“When evening came, the owner told his foreman, ‘Call the workers and pay them their wages, starting with those who were hired last and ending with those who were hired first.’ The men who had begun to work at five o’clock were paid a silver coin each. So when the men who were the first to be hired came to be paid, they thought they would get more; but they too were given a silver coin each. They took their money and started grumbling against the employer. ‘These men who were hired last worked only one hour,’ they said, ‘while we put up with a whole day’s work in the hot sun—yet you paid them the same as you paid us!’ Matt 20:8-12
The first thing that jumps out to me from this story is the sense of entitlement that the group of men who had worked the longest had. Although their contract specified what they were to be paid after the day’s work, and they considered it fair at the time, once they saw that workers who joined later were paid the same, they automatically assumed the terms of their own contract ought to change. The problem of course wasn’t that they weren’t paid enough, but that by the fact of the land owner’s generosity to the other workers, they had somehow earned more than their fair contract originally specified.

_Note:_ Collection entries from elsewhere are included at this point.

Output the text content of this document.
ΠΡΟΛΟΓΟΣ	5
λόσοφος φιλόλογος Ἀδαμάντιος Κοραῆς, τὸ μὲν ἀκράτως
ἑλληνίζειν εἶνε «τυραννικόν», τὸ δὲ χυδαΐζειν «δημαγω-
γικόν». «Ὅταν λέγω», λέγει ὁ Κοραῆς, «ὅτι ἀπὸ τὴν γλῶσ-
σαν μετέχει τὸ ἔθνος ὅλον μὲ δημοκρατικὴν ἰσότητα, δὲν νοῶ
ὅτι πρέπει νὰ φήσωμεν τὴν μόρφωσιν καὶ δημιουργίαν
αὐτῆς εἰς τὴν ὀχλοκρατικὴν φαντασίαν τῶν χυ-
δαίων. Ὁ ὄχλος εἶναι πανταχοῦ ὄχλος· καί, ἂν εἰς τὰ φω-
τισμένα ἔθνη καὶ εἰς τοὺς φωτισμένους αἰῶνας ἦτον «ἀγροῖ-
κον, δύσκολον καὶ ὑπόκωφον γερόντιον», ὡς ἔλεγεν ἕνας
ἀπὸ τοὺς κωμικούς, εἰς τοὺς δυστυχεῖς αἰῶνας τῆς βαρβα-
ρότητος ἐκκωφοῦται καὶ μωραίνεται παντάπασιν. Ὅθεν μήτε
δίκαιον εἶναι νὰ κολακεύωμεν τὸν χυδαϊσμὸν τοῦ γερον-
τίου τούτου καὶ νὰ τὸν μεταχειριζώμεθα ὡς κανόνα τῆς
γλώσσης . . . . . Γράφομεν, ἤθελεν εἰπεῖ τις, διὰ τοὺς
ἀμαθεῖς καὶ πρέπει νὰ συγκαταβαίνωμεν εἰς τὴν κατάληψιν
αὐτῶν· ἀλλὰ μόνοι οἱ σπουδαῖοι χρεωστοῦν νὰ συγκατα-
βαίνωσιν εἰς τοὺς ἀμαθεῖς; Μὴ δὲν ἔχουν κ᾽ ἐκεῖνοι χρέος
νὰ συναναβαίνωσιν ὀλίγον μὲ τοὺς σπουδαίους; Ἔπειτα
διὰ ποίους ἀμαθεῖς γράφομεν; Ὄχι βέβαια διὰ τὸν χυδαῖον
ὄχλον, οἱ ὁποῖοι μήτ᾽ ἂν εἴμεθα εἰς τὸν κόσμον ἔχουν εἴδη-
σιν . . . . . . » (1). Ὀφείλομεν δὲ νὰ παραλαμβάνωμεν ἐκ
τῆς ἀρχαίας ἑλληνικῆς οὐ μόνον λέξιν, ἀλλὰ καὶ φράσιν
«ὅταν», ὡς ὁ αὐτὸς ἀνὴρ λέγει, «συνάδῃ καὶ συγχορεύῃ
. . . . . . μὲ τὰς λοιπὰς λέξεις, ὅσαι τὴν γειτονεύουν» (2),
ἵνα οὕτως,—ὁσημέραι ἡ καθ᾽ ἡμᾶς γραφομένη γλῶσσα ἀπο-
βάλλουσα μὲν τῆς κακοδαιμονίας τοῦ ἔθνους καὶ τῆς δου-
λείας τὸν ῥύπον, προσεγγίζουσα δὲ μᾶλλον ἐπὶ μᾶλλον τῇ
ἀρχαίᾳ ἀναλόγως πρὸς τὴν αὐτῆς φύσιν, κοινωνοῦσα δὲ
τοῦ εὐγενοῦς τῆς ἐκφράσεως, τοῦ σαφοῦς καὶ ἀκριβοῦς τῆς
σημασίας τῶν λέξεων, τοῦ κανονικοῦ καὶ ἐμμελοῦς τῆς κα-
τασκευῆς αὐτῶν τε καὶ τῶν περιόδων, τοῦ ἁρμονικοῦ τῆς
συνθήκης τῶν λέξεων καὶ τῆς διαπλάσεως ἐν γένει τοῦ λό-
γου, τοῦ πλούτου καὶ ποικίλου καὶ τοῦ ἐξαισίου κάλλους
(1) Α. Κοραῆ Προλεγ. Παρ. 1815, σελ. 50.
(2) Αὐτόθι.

But beyond feeling somehow entitled to more than we have earned or deserve, what is of even greater concern is how we can become easily offended, and embittered by the grace that others receive. By giving the workers who started earliest the amount agreed, the land owner treated them justly. By paying the workers who began last (without a specified contract) the same amount as those who began earliest, the land owner treated them with grace, and grace is offensive to those who feel they have earned their good fortune.
grace is offensive to those who feel they have earned their good fortune.
That is why the elder son in the story of the prodigal son was offended. As he said to his father, “all these years I have worked for you like a slave, and I have never disobeyed your orders… but this son of yours wasted all your property on prostitutes and when he comes back home, you kill the prize calf for him.” Luke 15:29-30.
Indeed, grace offends those who feel they have earned their good fortune, and the trigger for this offense is comparing what God is doing in the life of others to what he is doing in yours. Grace always looks more generously given on the other side of the fence, and as long as we are looking over the fence, we will be envious and offended by the grace we see there.
The antidote for this is gratitude which flows from the conviction that there is nothing that we have that we have not received (1 Corinthians 4:7). We must outgrow the entitlement mentality that makes us think that what God has given us is less than we deserve and that he is being unfair to us by giving others ‘more’ than we have received. This is the root of the jealousy that blossoms into being offended by grace.